因昨夜熬得晚,又有心事,不大睡的着,大约是凌晨两三点,岑漪笙才晕乎乎的睡了过去。
早上十一点钟好不容易从床上爬起来,瞧见镜子里的两只熊猫眼,不得已又躺下敷了个冰袋,祛肿醒目。
然后进澡堂泡了个澡,湿着头发,懒懒的坐在沙发上。
手机一早就响过,有过几个未接和两条短信,岑漪笙都置之不理,径直做自己的事。她胡乱的擦着头发,握着手机,想着要不要给顾子期回一条短信。
正在犹豫间,门铃响了起来。
岑漪笙下意识的皱眉,转瞬便猜到门外会是谁。
她板着脸,拿下覆盖在发上的毛巾,起身去开门。
果不其然,站在门外的正是早上给她打了好几个电话的顾子期,她挑了挑眉,“这位先生,有事儿吗?”
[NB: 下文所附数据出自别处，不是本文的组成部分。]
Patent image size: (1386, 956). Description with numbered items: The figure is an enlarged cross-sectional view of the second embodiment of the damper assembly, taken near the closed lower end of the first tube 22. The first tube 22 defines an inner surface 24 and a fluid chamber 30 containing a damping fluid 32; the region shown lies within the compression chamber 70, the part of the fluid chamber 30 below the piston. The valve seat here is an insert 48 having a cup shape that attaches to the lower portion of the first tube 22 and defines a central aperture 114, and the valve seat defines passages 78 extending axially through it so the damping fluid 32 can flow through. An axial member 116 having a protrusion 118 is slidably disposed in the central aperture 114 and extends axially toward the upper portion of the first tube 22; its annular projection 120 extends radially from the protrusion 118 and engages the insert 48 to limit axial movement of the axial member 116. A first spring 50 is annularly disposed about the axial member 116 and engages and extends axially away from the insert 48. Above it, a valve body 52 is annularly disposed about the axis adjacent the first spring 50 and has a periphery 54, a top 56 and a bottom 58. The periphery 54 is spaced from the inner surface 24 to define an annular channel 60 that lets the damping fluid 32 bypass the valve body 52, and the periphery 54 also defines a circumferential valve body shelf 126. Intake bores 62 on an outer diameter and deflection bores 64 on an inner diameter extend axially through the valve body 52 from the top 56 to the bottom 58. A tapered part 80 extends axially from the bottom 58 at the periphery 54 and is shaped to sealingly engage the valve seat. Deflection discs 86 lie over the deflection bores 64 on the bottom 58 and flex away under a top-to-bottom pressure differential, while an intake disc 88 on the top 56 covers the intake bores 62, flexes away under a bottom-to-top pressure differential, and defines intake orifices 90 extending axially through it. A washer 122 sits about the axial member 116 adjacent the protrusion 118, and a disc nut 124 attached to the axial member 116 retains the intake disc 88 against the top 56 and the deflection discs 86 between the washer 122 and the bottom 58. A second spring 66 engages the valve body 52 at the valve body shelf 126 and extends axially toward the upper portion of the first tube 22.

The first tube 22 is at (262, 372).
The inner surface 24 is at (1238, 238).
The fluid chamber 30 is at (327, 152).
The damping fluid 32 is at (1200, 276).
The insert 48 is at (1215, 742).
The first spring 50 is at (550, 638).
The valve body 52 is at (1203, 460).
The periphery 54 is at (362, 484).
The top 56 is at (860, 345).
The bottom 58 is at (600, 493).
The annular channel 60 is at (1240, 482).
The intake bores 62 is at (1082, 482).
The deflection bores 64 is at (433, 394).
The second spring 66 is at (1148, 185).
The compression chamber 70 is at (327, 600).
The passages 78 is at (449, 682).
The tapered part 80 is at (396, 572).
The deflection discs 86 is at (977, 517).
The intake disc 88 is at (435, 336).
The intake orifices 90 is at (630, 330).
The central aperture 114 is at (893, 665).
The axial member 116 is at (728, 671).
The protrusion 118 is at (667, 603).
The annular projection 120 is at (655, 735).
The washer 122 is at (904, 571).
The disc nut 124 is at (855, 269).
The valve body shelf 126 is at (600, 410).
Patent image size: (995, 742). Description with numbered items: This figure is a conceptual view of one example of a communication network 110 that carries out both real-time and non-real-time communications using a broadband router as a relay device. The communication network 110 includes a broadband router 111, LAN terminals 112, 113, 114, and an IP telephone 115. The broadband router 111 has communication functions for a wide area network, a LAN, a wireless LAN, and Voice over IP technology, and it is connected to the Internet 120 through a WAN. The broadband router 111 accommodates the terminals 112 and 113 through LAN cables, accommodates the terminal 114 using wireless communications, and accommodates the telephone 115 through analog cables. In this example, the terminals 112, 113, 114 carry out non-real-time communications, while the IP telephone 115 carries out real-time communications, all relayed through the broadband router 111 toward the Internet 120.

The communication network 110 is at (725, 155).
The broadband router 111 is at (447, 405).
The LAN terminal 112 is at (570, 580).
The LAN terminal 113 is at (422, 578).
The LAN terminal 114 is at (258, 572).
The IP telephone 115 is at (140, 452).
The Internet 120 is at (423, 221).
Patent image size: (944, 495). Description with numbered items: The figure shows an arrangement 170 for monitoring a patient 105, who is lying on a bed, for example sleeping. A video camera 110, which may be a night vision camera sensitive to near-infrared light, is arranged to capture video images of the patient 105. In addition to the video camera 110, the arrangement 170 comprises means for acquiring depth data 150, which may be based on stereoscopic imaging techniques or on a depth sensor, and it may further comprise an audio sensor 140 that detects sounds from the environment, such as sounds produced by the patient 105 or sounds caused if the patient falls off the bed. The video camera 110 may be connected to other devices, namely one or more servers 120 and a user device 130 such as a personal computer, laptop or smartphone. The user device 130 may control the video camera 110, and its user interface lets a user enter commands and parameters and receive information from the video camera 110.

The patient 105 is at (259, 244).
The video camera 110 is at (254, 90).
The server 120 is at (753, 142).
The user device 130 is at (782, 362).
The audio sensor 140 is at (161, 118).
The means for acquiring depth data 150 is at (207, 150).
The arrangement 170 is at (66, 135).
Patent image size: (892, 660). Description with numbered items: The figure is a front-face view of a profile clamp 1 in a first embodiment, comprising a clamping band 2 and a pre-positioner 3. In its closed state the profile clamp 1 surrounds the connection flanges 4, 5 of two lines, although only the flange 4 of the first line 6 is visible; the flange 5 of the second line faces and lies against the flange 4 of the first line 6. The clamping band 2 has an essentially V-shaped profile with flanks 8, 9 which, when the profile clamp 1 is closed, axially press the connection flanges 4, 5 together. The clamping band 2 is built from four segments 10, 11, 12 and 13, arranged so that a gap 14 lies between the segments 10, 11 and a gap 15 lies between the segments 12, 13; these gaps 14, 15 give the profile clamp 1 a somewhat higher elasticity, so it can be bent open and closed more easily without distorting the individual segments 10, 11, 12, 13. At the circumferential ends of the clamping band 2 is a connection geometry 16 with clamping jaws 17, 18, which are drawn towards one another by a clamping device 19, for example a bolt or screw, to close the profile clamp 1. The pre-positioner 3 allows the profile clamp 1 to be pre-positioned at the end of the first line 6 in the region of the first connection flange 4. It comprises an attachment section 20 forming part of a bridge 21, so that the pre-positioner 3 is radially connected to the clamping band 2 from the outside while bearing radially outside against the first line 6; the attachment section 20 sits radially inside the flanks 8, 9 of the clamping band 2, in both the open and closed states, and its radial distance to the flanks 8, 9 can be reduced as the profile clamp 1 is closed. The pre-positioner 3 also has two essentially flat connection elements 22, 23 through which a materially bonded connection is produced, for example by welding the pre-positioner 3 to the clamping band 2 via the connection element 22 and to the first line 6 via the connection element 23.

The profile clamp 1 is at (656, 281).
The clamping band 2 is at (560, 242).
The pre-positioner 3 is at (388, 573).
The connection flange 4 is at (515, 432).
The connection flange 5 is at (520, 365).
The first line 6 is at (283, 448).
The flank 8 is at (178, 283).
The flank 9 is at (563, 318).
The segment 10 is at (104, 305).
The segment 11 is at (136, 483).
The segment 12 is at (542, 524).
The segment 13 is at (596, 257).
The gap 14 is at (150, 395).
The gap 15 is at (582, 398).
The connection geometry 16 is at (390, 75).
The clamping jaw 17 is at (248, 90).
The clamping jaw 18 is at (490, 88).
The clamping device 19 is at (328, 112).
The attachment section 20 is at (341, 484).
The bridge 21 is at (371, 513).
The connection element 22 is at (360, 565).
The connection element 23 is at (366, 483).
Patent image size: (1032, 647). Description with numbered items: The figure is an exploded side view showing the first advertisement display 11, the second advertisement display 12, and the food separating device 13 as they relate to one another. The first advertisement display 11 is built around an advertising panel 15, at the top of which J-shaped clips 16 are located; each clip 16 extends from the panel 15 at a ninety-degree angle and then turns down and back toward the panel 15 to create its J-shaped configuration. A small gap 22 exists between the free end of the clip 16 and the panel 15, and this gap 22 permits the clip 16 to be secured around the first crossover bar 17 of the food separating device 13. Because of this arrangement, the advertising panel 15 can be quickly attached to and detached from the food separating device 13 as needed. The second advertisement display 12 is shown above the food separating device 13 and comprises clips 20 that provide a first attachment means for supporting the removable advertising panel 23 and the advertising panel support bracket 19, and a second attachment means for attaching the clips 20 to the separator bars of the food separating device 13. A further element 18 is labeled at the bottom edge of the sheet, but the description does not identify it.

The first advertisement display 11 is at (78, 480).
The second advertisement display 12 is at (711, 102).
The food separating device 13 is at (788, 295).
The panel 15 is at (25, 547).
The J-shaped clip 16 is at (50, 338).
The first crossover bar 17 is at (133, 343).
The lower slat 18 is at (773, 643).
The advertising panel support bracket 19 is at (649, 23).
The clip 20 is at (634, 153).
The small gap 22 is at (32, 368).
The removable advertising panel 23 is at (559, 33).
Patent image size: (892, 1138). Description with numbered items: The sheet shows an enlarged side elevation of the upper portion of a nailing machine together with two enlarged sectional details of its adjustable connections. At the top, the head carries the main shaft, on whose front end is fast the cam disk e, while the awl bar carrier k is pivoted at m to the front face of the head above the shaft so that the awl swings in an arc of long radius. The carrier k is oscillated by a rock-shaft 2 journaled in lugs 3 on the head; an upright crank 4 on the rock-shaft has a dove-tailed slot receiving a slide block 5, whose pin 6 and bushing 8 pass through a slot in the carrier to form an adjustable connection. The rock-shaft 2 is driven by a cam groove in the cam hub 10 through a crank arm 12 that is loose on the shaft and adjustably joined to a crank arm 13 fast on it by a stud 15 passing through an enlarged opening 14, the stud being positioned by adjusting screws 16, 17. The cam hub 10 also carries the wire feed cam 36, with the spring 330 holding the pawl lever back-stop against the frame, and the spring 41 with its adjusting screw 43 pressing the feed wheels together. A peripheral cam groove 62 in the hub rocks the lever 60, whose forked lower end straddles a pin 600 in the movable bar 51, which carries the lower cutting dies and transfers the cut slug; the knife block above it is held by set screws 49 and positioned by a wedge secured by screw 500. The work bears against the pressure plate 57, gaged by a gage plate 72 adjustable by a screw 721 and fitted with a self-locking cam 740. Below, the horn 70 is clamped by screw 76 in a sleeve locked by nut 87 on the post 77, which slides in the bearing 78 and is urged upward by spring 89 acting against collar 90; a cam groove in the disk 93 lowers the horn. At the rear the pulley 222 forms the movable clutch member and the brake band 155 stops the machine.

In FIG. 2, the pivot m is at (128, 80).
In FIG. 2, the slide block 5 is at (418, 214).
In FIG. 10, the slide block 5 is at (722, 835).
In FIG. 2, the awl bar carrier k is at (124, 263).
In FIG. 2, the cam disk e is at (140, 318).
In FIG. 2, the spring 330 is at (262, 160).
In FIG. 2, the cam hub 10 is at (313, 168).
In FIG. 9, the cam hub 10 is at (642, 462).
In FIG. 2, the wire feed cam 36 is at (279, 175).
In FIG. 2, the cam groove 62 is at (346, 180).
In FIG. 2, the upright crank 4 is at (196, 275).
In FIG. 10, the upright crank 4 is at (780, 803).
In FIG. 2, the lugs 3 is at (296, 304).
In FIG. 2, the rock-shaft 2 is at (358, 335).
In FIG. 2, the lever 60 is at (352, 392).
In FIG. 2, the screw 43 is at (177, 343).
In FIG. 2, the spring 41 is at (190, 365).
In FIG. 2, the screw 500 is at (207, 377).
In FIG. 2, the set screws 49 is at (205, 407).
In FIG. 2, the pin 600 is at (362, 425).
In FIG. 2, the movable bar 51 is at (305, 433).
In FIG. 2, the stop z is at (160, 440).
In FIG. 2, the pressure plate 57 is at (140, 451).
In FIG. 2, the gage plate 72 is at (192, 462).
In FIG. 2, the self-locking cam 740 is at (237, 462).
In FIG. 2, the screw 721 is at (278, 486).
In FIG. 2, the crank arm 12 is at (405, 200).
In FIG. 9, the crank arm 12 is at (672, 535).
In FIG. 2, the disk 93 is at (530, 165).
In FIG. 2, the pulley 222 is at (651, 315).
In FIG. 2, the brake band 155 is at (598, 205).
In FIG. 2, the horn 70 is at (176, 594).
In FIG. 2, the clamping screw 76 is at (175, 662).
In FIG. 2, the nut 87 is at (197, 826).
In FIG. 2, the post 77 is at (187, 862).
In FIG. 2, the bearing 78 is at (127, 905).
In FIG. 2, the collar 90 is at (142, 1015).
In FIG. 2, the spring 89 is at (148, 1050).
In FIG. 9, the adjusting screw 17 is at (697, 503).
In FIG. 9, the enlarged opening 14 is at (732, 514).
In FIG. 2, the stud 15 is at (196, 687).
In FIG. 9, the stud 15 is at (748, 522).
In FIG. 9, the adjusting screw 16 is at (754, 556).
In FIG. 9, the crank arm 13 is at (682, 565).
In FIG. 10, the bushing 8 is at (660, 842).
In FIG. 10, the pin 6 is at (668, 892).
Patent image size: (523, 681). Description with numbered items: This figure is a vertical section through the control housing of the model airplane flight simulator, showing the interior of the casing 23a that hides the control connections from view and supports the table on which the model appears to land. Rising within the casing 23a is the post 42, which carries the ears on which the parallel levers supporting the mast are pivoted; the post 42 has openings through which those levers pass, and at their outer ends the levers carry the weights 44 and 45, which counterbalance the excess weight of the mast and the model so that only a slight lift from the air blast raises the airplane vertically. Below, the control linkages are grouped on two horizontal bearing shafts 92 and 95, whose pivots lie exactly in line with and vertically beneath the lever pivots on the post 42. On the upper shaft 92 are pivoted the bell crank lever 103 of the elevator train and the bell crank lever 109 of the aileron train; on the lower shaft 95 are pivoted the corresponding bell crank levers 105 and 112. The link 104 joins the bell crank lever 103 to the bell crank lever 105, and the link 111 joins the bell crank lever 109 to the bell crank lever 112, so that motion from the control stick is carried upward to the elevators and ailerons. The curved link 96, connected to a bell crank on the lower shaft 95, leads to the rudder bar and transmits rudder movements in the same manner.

顾子期闻言微微一笑,将她上下打量了一眼,道:“我猜我是来找你的。”
她觉得无趣,翻了个白眼,转身进屋。
看她的样子就像是刚起床没多久的,睡衣都还未来得及换,头发也是湿漉漉的,像是刚洗过澡。她的脸色似乎也不大好,像是没睡好的样子。
他随着她进屋,在她坐进沙发里后,也捡了一旁的椅子坐下。
岑漪笙舒服的靠在沙发上,拾起毛巾,有一下没一下的擦着额上的发,似乎没有开口的意思。
“怎么,你不想问苏情歌的事了?”
“听说她凌晨被人带走了。”岑漪笙弯了弯唇,带着笑意。
思忖着岑漪笙话里的意思,看样子真是早就知道了。难怪她一点儿都不着急,但为什么她会知道的这么快。
分明,他还没有提一个字。
“我也知道你整晚都在那边,怎么,昨晚的宴会还打了通宵?”她取下毛巾,坐了起来,眨了眨眼望着顾子期。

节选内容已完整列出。